I do it every year, around October, November, because it is about a guy who has been dead for 2 years. He’s 100 years old. He comes back, pulling his hack of books to his gravesite, to clean it up before his relatives come to visit on Dia de los Muertos. Then he notices that there is an audience! So he decides to tell everybody about his beautiful, wonderful life.
It’s a beautiful play, man. I love performing “The Life and Times of Juanito Gonzalez”. Schools, museums, art centers, all over the Southwest, and anywhere in the world.
EM: What have you been up to now in 2016?

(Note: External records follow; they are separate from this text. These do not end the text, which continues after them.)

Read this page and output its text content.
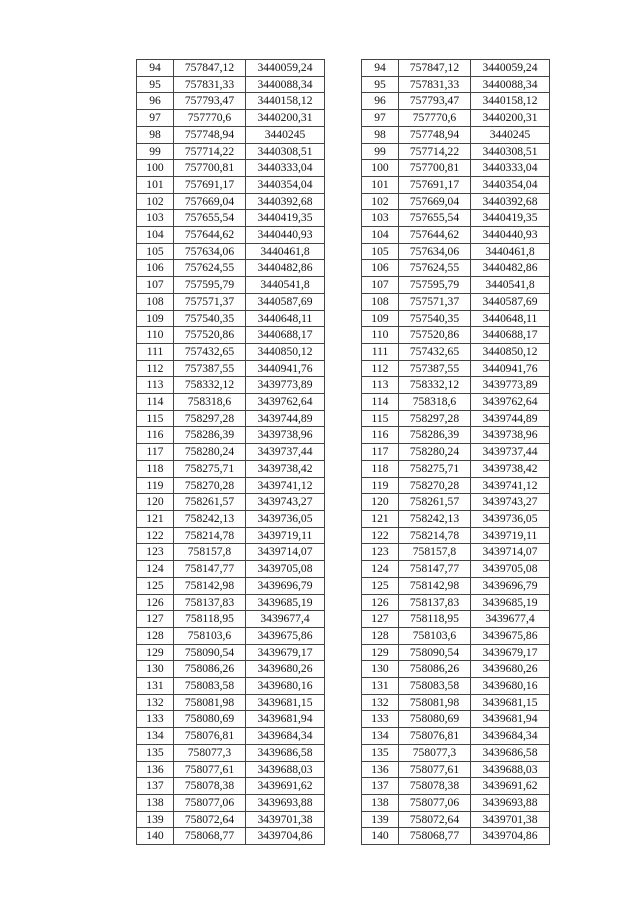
94	757847,12	3440059,24
95	757831,33	3440088,34
96	757793,47	3440158,12
97	757770,6	3440200,31
98	757748,94	3440245
99	757714,22	3440308,51
100	757700,81	3440333,04
101	757691,17	3440354,04
102	757669,04	3440392,68
103	757655,54	3440419,35
104	757644,62	3440440,93
105	757634,06	3440461,8
106	757624,55	3440482,86
107	757595,79	3440541,8
108	757571,37	3440587,69
109	757540,35	3440648,11
110	757520,86	3440688,17
111	757432,65	3440850,12
112	757387,55	3440941,76
113	758332,12	3439773,89
114	758318,6	3439762,64
115	758297,28	3439744,89
116	758286,39	3439738,96
117	758280,24	3439737,44
118	758275,71	3439738,42
119	758270,28	3439741,12
120	758261,57	3439743,27
121	758242,13	3439736,05
122	758214,78	3439719,11
123	758157,8	3439714,07
124	758147,77	3439705,08
125	758142,98	3439696,79
126	758137,83	3439685,19
127	758118,95	3439677,4
128	758103,6	3439675,86
129	758090,54	3439679,17
130	758086,26	3439680,26
131	758083,58	3439680,16
132	758081,98	3439681,15
133	758080,69	3439681,94
134	758076,81	3439684,34
135	758077,3	3439686,58
136	758077,61	3439688,03
137	758078,38	3439691,62
138	758077,06	3439693,88
139	758072,64	3439701,38
140	758068,77	3439704,86
94	757847,12	3440059,24
95	757831,33	3440088,34
96	757793,47	3440158,12
97	757770,6	3440200,31
98	757748,94	3440245
99	757714,22	3440308,51
100	757700,81	3440333,04
101	757691,17	3440354,04
102	757669,04	3440392,68
103	757655,54	3440419,35
104	757644,62	3440440,93
105	757634,06	3440461,8
106	757624,55	3440482,86
107	757595,79	3440541,8
108	757571,37	3440587,69
109	757540,35	3440648,11
110	757520,86	3440688,17
111	757432,65	3440850,12
112	757387,55	3440941,76
113	758332,12	3439773,89
114	758318,6	3439762,64
115	758297,28	3439744,89
116	758286,39	3439738,96
117	758280,24	3439737,44
118	758275,71	3439738,42
119	758270,28	3439741,12
120	758261,57	3439743,27
121	758242,13	3439736,05
122	758214,78	3439719,11
123	758157,8	3439714,07
124	758147,77	3439705,08
125	758142,98	3439696,79
126	758137,83	3439685,19
127	758118,95	3439677,4
128	758103,6	3439675,86
129	758090,54	3439679,17
130	758086,26	3439680,26
131	758083,58	3439680,16
132	758081,98	3439681,15
133	758080,69	3439681,94
134	758076,81	3439684,34
135	758077,3	3439686,58
136	758077,61	3439688,03
137	758078,38	3439691,62
138	758077,06	3439693,88
139	758072,64	3439701,38
140	758068,77	3439704,86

PG: I've been producing plays for the Pharr Community Theater. Now we are presenting "El Color de Nuestra Piel", in Spanish. "The Color of our Skin", famous drama that was written by in the '50 in Mexico City, and won a prestigious prize for the playwright, Celestino Gorostiza. That plays deals with racism within the same family.
I also continue to teach acting classes to adults, one on one classes, for those serious wanting to learn believable acting. That's what I've been doing.
EM: When does this new play premiere?
PG: It opens July 28, this Thursday, and runs 'till August 7th. Two consecutive weekends. The times are Thursdays, Fridays, and Saturdays at 7:30 PM, and Sundays at 3 PM.
EM: Thank you so much for your time.